Miss Carol frowned. 

“I thought of a whole good, funny bit I could do today,” I continued, “while I was sitting in the drive-thru line up at the Clown’s. But by the time I got my Sausage McMuffin, I couldn’t remember a word of it. Is that normal? To be that forgetful, I mean?”

“Considering that yesterday, between the hours of 8 AM and 7:45 PM, you forgot to provide two of my scheduled meals,” Miss Carol growled, “it would seem that your lack of memory has progressed far beyond the nuisance stage and has reached that of a significant personal crisis. I must advise you that further deviations from your appointed schedule cannot be tolerated.”

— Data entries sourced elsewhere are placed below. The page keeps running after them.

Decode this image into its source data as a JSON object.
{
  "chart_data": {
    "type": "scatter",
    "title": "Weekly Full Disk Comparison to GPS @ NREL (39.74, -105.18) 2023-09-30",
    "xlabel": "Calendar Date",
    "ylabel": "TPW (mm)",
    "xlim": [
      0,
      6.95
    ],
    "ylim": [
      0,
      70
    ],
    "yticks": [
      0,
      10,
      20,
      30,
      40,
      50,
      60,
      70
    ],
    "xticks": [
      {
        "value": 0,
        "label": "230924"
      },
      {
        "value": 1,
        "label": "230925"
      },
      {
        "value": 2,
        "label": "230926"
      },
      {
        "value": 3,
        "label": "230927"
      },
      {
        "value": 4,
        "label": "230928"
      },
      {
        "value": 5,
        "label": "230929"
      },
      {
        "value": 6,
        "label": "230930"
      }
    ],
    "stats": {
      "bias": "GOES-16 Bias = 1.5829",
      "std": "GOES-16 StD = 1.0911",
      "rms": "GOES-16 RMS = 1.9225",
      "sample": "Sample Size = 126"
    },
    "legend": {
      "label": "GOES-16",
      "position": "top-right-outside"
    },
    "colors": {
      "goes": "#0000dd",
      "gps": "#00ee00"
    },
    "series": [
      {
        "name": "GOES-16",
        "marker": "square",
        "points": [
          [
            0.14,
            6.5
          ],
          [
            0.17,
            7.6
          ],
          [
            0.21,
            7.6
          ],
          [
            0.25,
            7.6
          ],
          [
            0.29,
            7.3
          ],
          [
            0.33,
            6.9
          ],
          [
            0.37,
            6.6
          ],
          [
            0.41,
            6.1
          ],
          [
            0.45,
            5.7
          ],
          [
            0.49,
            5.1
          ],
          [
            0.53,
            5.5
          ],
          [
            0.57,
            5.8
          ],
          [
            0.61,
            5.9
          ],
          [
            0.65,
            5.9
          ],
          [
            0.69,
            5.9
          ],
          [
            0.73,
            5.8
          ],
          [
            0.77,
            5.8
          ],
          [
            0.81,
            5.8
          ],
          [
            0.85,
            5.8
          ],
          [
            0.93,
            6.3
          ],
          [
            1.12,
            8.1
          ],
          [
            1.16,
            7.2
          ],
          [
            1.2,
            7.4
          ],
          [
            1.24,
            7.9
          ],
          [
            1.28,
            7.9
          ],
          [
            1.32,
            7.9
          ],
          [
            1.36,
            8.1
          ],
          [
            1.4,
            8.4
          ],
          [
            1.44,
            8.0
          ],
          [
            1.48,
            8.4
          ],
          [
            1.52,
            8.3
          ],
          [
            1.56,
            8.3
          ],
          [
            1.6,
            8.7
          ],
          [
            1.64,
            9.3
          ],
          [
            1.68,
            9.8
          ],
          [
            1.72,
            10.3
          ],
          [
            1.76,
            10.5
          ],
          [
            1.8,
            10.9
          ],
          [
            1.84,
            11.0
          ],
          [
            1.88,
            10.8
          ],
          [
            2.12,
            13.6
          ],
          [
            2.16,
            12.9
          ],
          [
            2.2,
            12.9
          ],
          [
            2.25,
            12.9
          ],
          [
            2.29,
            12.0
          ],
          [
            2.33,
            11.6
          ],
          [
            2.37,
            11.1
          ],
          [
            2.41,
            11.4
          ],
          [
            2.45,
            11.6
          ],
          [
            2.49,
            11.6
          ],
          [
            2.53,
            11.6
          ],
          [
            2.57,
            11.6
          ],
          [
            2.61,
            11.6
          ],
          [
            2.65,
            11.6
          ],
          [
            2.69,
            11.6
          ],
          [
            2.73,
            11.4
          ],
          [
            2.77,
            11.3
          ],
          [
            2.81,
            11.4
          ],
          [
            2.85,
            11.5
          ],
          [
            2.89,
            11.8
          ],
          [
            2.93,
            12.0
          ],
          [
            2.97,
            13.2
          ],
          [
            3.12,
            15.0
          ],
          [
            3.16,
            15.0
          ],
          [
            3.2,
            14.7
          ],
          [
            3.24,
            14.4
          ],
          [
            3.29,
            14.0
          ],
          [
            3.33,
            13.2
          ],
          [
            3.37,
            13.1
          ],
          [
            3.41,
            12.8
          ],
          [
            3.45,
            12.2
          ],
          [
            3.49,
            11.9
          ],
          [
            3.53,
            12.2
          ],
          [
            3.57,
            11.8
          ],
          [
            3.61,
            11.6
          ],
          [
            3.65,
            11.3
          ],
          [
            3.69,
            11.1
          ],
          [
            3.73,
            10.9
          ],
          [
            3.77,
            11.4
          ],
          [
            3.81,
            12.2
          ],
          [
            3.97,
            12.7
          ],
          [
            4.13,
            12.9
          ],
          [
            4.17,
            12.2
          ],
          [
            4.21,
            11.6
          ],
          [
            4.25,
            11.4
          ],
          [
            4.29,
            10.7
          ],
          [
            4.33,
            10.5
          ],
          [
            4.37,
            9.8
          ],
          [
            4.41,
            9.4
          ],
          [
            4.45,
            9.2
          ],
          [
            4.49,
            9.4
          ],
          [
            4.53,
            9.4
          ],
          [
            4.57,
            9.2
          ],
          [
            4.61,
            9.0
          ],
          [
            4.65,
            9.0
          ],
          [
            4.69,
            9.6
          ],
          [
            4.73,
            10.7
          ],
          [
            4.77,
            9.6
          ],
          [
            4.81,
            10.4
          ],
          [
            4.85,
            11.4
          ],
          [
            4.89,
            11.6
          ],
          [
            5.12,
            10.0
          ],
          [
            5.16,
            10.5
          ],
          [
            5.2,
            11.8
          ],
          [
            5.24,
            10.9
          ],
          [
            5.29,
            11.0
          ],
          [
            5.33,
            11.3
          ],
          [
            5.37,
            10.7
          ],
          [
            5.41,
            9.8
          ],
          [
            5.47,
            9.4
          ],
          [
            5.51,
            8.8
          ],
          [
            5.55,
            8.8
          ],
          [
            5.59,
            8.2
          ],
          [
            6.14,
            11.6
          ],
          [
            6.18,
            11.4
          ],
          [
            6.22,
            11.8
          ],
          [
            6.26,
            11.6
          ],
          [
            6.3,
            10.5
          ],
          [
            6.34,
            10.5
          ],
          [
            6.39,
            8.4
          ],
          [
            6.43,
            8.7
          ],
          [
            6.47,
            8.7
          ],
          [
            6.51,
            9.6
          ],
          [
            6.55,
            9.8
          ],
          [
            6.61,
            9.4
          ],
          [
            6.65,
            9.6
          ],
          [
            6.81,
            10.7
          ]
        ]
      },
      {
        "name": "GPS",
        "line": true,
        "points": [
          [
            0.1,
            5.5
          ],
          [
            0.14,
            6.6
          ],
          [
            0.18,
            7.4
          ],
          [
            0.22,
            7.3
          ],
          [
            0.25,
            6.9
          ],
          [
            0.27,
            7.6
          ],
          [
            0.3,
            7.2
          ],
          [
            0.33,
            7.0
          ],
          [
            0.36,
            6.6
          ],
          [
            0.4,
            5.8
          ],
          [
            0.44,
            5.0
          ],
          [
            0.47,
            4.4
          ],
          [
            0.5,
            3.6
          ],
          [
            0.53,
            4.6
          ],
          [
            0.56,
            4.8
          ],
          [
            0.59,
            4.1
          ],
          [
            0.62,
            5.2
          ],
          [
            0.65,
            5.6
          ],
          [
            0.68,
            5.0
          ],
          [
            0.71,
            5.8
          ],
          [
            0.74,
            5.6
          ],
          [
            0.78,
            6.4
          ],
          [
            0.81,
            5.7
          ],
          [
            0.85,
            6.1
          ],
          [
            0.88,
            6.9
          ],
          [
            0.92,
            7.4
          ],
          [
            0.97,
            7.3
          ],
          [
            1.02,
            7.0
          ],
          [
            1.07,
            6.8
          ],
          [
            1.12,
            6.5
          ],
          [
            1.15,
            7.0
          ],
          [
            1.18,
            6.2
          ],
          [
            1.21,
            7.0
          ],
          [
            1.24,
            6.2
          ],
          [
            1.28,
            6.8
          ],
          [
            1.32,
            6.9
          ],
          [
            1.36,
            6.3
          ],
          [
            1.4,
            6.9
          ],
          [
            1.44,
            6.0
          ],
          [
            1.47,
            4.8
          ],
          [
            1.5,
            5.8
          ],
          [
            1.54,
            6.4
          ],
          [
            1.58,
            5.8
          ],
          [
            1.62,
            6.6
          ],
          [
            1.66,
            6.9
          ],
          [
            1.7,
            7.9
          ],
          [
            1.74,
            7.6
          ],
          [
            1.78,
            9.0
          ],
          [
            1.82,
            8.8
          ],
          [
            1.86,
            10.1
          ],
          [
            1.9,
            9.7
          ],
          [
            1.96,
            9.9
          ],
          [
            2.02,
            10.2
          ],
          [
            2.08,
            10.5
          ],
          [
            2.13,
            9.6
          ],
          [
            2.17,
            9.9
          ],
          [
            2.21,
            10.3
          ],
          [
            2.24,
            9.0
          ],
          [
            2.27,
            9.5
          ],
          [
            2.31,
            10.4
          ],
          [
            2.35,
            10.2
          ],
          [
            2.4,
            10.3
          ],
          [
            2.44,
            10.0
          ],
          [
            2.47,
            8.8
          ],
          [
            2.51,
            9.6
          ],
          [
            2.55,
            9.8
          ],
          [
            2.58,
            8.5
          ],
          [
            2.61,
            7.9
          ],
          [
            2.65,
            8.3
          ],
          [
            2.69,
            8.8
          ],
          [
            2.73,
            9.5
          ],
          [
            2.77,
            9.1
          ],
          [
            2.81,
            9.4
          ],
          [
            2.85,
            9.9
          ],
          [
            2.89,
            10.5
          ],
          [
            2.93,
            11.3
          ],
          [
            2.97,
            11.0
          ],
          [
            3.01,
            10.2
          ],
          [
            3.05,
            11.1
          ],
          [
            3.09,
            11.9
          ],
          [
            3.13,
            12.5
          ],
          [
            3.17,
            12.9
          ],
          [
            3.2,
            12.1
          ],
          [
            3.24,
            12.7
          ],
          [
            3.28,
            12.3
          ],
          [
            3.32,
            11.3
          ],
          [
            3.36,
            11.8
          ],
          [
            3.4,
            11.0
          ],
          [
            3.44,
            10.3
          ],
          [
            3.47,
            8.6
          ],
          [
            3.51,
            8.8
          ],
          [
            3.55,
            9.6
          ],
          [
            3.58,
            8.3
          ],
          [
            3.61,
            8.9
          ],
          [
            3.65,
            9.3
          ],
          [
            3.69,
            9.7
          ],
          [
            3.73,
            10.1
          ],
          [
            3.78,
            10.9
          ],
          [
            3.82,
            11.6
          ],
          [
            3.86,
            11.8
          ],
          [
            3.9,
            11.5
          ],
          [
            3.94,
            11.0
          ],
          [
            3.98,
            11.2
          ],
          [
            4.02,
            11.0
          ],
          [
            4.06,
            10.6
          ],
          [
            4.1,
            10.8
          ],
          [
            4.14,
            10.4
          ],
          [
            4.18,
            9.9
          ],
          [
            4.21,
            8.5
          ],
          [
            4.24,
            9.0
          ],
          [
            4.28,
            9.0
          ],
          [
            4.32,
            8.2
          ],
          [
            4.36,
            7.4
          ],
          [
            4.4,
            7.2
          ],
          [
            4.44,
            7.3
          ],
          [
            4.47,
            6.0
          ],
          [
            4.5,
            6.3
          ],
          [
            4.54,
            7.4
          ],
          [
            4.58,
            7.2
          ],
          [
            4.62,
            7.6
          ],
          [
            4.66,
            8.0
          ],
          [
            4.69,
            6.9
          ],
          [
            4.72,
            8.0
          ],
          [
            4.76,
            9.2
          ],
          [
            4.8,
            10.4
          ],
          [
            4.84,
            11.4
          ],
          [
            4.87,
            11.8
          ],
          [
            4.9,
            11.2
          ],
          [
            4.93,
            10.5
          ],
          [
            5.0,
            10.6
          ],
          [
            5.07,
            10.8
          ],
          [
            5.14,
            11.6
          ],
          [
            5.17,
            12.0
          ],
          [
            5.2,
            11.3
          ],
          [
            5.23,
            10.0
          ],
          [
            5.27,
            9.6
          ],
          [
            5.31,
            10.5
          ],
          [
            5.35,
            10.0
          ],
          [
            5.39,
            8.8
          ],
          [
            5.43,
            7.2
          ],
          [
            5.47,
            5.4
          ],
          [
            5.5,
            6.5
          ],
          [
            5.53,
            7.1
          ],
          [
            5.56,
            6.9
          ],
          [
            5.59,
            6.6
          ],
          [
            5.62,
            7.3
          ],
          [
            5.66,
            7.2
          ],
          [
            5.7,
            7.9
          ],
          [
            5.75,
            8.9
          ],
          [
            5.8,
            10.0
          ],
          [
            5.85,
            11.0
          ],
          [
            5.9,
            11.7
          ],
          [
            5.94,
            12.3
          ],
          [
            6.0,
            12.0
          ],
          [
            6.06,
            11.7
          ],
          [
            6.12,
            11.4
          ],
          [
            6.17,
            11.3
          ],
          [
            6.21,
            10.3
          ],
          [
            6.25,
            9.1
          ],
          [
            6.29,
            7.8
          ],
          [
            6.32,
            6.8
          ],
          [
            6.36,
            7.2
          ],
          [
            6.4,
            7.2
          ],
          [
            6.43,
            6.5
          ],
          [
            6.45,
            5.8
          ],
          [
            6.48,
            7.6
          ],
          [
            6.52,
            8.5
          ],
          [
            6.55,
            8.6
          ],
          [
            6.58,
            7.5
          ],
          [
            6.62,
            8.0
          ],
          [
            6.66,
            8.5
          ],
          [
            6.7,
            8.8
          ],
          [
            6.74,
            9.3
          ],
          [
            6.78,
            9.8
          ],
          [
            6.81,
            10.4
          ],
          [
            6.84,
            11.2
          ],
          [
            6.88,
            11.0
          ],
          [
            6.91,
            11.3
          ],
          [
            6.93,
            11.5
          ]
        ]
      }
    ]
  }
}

“And then there’s the next radio show,” I wailed, throwing my head back and staring at the spreading cracks in the ceiling. “I need to have the script finished soon – but how do you do topical gags when you don’t know how anything’s going to come out? And what’s even safe to joke about anymore? You don’t know what it’s like!”

Miss Carol regarded me for a long moment. “The solution to your dilemma is clear. I prescribe extensive bed rest, commencing at once. A midday nap, under a heavy blanket, with a large feline atop your chest, is considered a universal panacea in times of extreme mental and emotional stress." She hopped down from her perch atop my desk, and headed toward the stairs. “I shall meet you in the bedchamber post-haste.”

“Ridic…” I grunted – but then stopped short. She was exactly right.